How would you describe your perspective on teaching?
I’m influenced by the liberal arts tradition, and I’m interested in teaching that emphasizes dialogue and shared inquiry on topics rather than top-down models of “content transmission.” When I was a college student, I always learned best when the professor worked to create conditions of self-directed learning and exploration rather than assigning a multitude of facts to memorize. The most important job of teachers, to me, is helping students learn how to learn. Of course, this is somewhat discipline-dependent.
Are you working on any projects at the moment?
I’m working on developing few articles emerging from my dissertation work on the Williams-Nichols Archive, an archive of LGBTQ materials now held at the University of Louisville. Having studied music for a large chunk of my life (unrelated to my academic work), I’ve also always been interested in music and, maybe even more so, musical technologies. From that interest, I’m at the very early stages of formulating a research project on the development of the musical synthesizer and its ongoing transformation of what “counts” as music and musicianship.
What are you currently reading?
I’ve been slowly re-reading Martin Buber’s I and Thou (my favorite book on ethics and one of the formative books for me deciding to go to graduate school) and am also reading David Stubbs’s Future Sounds: The Story of Electronic Music from Stockhausen to Skrillex.
What are some of your hobbies or interests?
I like spending time with my partner, my dogs (April, Queenie), and my cat (Ginsberg).

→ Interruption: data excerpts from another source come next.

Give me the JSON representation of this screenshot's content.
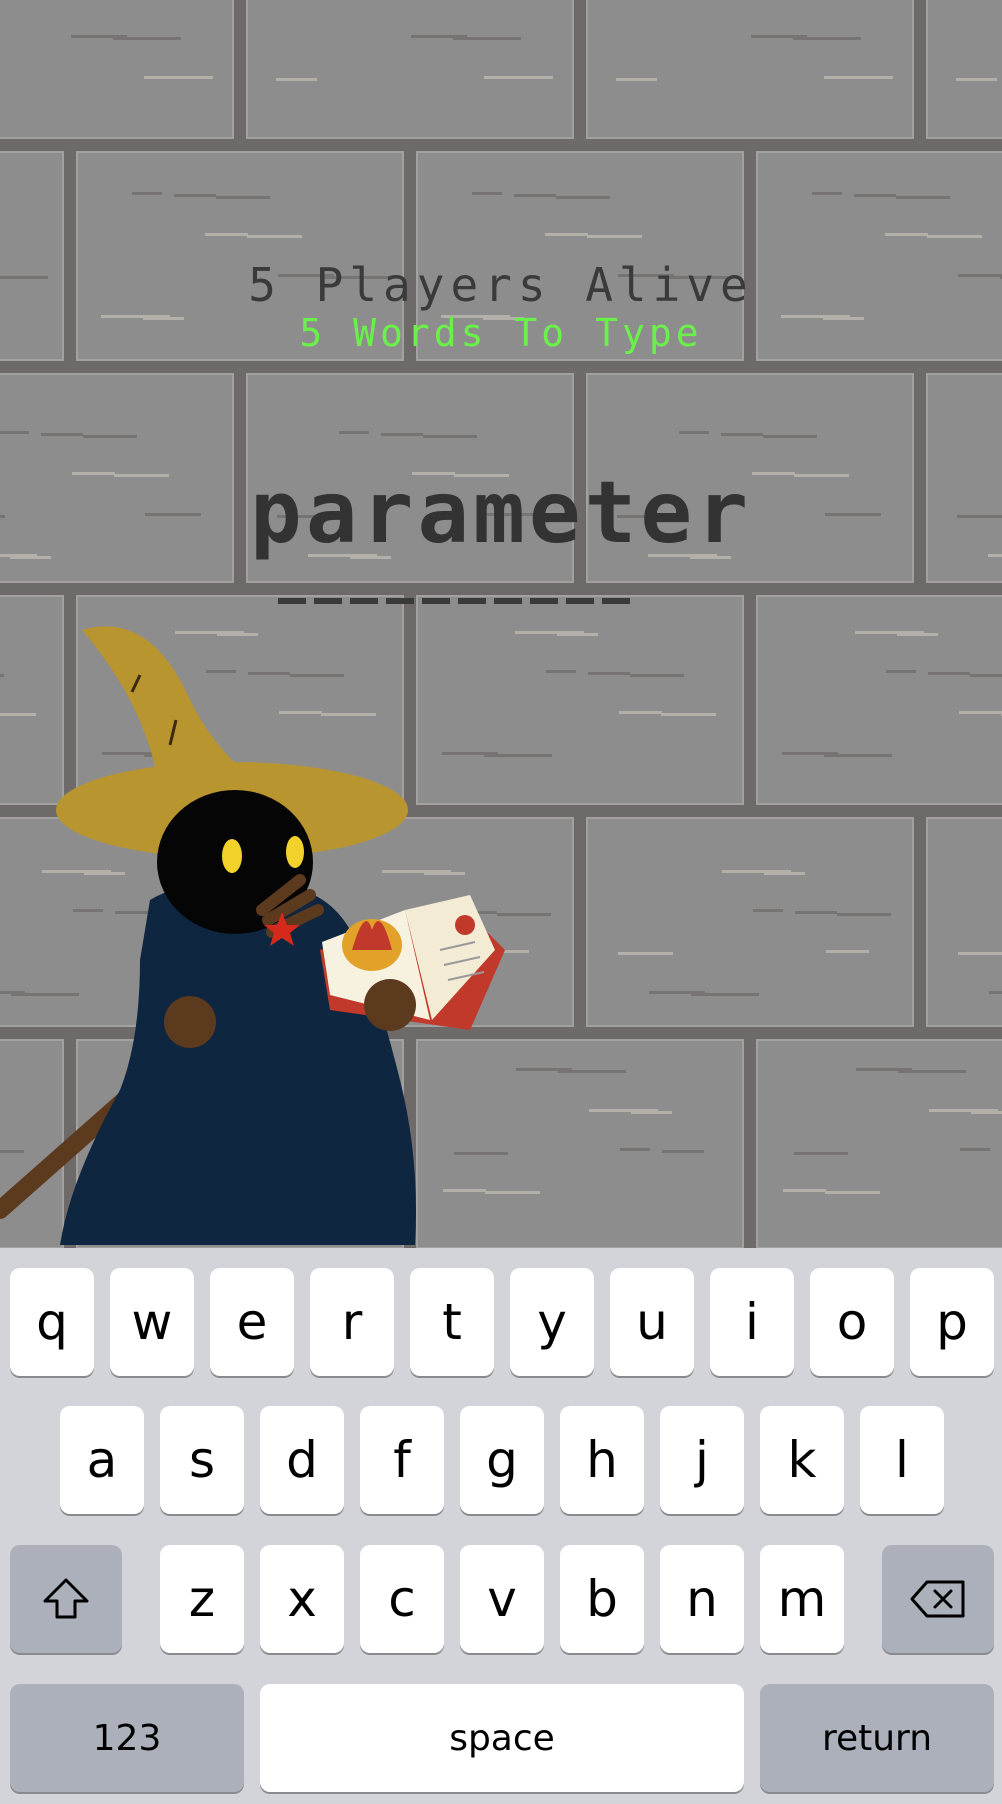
{
  "hud": {
    "players_alive": "5 Players Alive",
    "words_to_type": "5 Words To Type"
  },
  "target": {
    "word": "parameter",
    "slots": 10
  },
  "keyboard": {
    "row1": [
      "q",
      "w",
      "e",
      "r",
      "t",
      "y",
      "u",
      "i",
      "o",
      "p"
    ],
    "row2": [
      "a",
      "s",
      "d",
      "f",
      "g",
      "h",
      "j",
      "k",
      "l"
    ],
    "row3": [
      "z",
      "x",
      "c",
      "v",
      "b",
      "n",
      "m"
    ],
    "numbers_label": "123",
    "space_label": "space",
    "return_label": "return",
    "shift_icon": "shift-arrow-icon",
    "delete_icon": "backspace-icon"
  },
  "colors": {
    "wall": "#8e8d8d",
    "brick_line": "#6e6a6a",
    "words_accent": "#6bf04b",
    "keyboard_bg": "#d2d4d9",
    "robe": "#0f2640",
    "hat": "#b8952f"
  }
}
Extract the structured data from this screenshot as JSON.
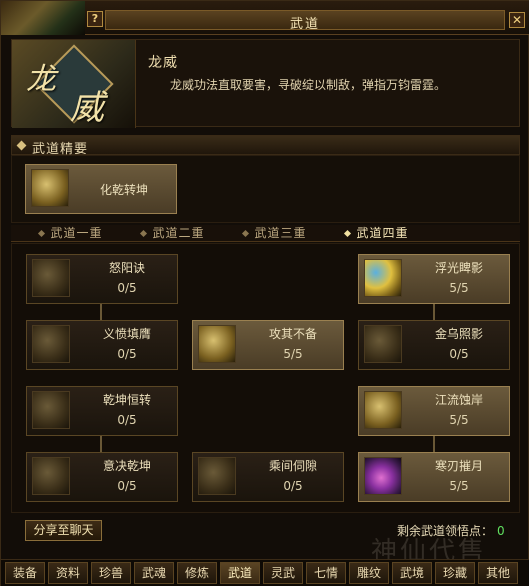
{
  "window": {
    "title": "武道"
  },
  "header": {
    "emblem_text_1": "龙",
    "emblem_text_2": "威",
    "skill_name": "龙威",
    "description": "龙威功法直取要害，寻破绽以制敌，弹指万钧雷霆。"
  },
  "section": {
    "label": "武道精要"
  },
  "essence": {
    "name": "化乾转坤"
  },
  "tabs": [
    "武道一重",
    "武道二重",
    "武道三重",
    "武道四重"
  ],
  "active_tab": "武道四重",
  "skills": [
    {
      "name": "怒阳诀",
      "count": "0/5",
      "icon": "dim"
    },
    {
      "name": "浮光睥影",
      "count": "5/5",
      "icon": "blue"
    },
    {
      "name": "义愤填膺",
      "count": "0/5",
      "icon": "dim"
    },
    {
      "name": "攻其不备",
      "count": "5/5",
      "icon": "gold"
    },
    {
      "name": "金乌照影",
      "count": "0/5",
      "icon": "dim"
    },
    {
      "name": "乾坤恒转",
      "count": "0/5",
      "icon": "dim"
    },
    {
      "name": "江流蚀岸",
      "count": "5/5",
      "icon": "gold"
    },
    {
      "name": "意决乾坤",
      "count": "0/5",
      "icon": "dim"
    },
    {
      "name": "乘间伺隙",
      "count": "0/5",
      "icon": "dim"
    },
    {
      "name": "寒刃摧月",
      "count": "5/5",
      "icon": "violet"
    }
  ],
  "footer": {
    "share_label": "分享至聊天",
    "remaining_label": "剩余武道领悟点：",
    "remaining_value": "0"
  },
  "bottom_tabs": [
    "装备",
    "资料",
    "珍兽",
    "武魂",
    "修炼",
    "武道",
    "灵武",
    "七情",
    "雕纹",
    "武境",
    "珍藏",
    "其他"
  ],
  "active_bottom_tab": "武道",
  "watermark": "神仙代售"
}
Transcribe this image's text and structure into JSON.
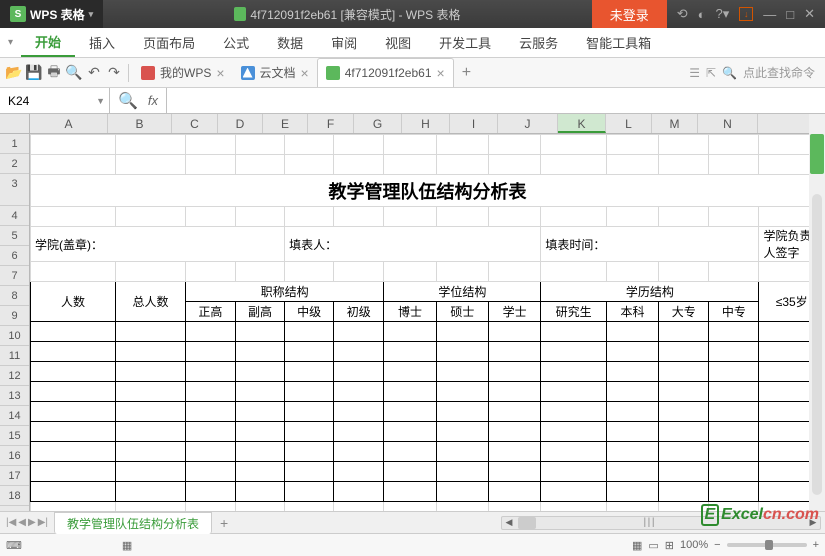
{
  "app": {
    "name": "WPS 表格",
    "doc_title": "4f712091f2eb61 [兼容模式] - WPS 表格",
    "login": "未登录"
  },
  "menu": {
    "items": [
      "开始",
      "插入",
      "页面布局",
      "公式",
      "数据",
      "审阅",
      "视图",
      "开发工具",
      "云服务",
      "智能工具箱"
    ],
    "active_index": 0
  },
  "doc_tabs": {
    "items": [
      {
        "icon": "red",
        "label": "我的WPS"
      },
      {
        "icon": "blue",
        "label": "云文档"
      },
      {
        "icon": "green",
        "label": "4f712091f2eb61"
      }
    ],
    "active_index": 2,
    "search_placeholder": "点此查找命令"
  },
  "namebox": "K24",
  "formula": "",
  "columns": [
    "A",
    "B",
    "C",
    "D",
    "E",
    "F",
    "G",
    "H",
    "I",
    "J",
    "K",
    "L",
    "M",
    "N"
  ],
  "row_count": 19,
  "chart_data": {
    "type": "table",
    "title": "教学管理队伍结构分析表",
    "meta_row": {
      "col1": "学院(盖章)：",
      "col2": "填表人：",
      "col3": "填表时间：",
      "col4": "学院负责人签字"
    },
    "header": {
      "row_label": "人数",
      "total": "总人数",
      "groups": [
        {
          "name": "职称结构",
          "subs": [
            "正高",
            "副高",
            "中级",
            "初级"
          ]
        },
        {
          "name": "学位结构",
          "subs": [
            "博士",
            "硕士",
            "学士"
          ]
        },
        {
          "name": "学历结构",
          "subs": [
            "研究生",
            "本科",
            "大专",
            "中专"
          ]
        }
      ],
      "age_col": "≤35岁"
    },
    "data_rows": 9
  },
  "sheet_tabs": {
    "active": "教学管理队伍结构分析表"
  },
  "status": {
    "zoom": "100%"
  },
  "watermark": {
    "brand": "Excel",
    "suffix": "cn.com"
  }
}
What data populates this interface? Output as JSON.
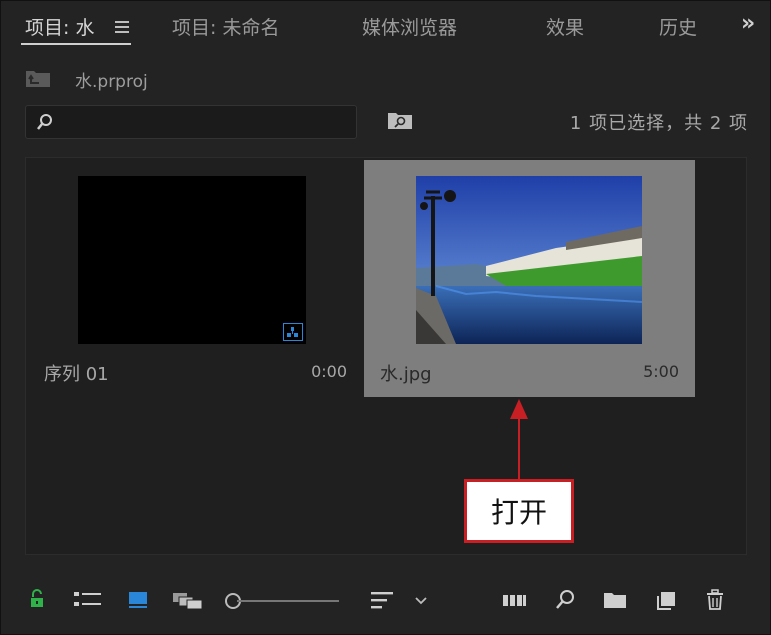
{
  "tabs": [
    {
      "label": "项目: 水",
      "active": true
    },
    {
      "label": "项目: 未命名",
      "active": false
    },
    {
      "label": "媒体浏览器",
      "active": false
    },
    {
      "label": "效果",
      "active": false
    },
    {
      "label": "历史",
      "active": false
    }
  ],
  "overflow_icon": "»",
  "project": {
    "name": "水.prproj"
  },
  "search": {
    "value": "",
    "placeholder": ""
  },
  "status": "1 项已选择，共 2 项",
  "items": [
    {
      "name": "序列 01",
      "duration": "0:00",
      "kind": "sequence"
    },
    {
      "name": "水.jpg",
      "duration": "5:00",
      "kind": "image",
      "selected": true
    }
  ],
  "annotation": {
    "label": "打开",
    "color": "#c71f24"
  },
  "toolbar": {
    "icons": [
      "lock-icon",
      "list-view-icon",
      "icon-view-icon",
      "freeform-view-icon",
      "zoom-slider",
      "sort-icon",
      "chevron-down-icon",
      "automate-to-sequence-icon",
      "find-icon",
      "new-bin-icon",
      "new-item-icon",
      "trash-icon"
    ]
  },
  "colors": {
    "accent_blue": "#2a86d8",
    "lock_green": "#2fb24a",
    "panel_bg": "#232323",
    "selected_item": "#7e7e7e"
  }
}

As far as hobbies, and as suggested above, I’m a bit of a nut about all things music related, and spend a good deal of my free time either working on music or building musical devices. Lately I’ve been spending some time learning Max/MSP, a visual programming environment for creating musical instruments.
Who are your biggest role models?
Hmmm, I’m not sure if they count as role models, but my favorite artists (across media) are David Byrne from Talking Heads, the director David Lynch, the electronic musician Richard James (Aphex Twin), and Tom Waits.
What is a piece of advice you would offer students?
Taking ownership of your own learning, and developing your own ability to foster learning, is the most important aspect of your education.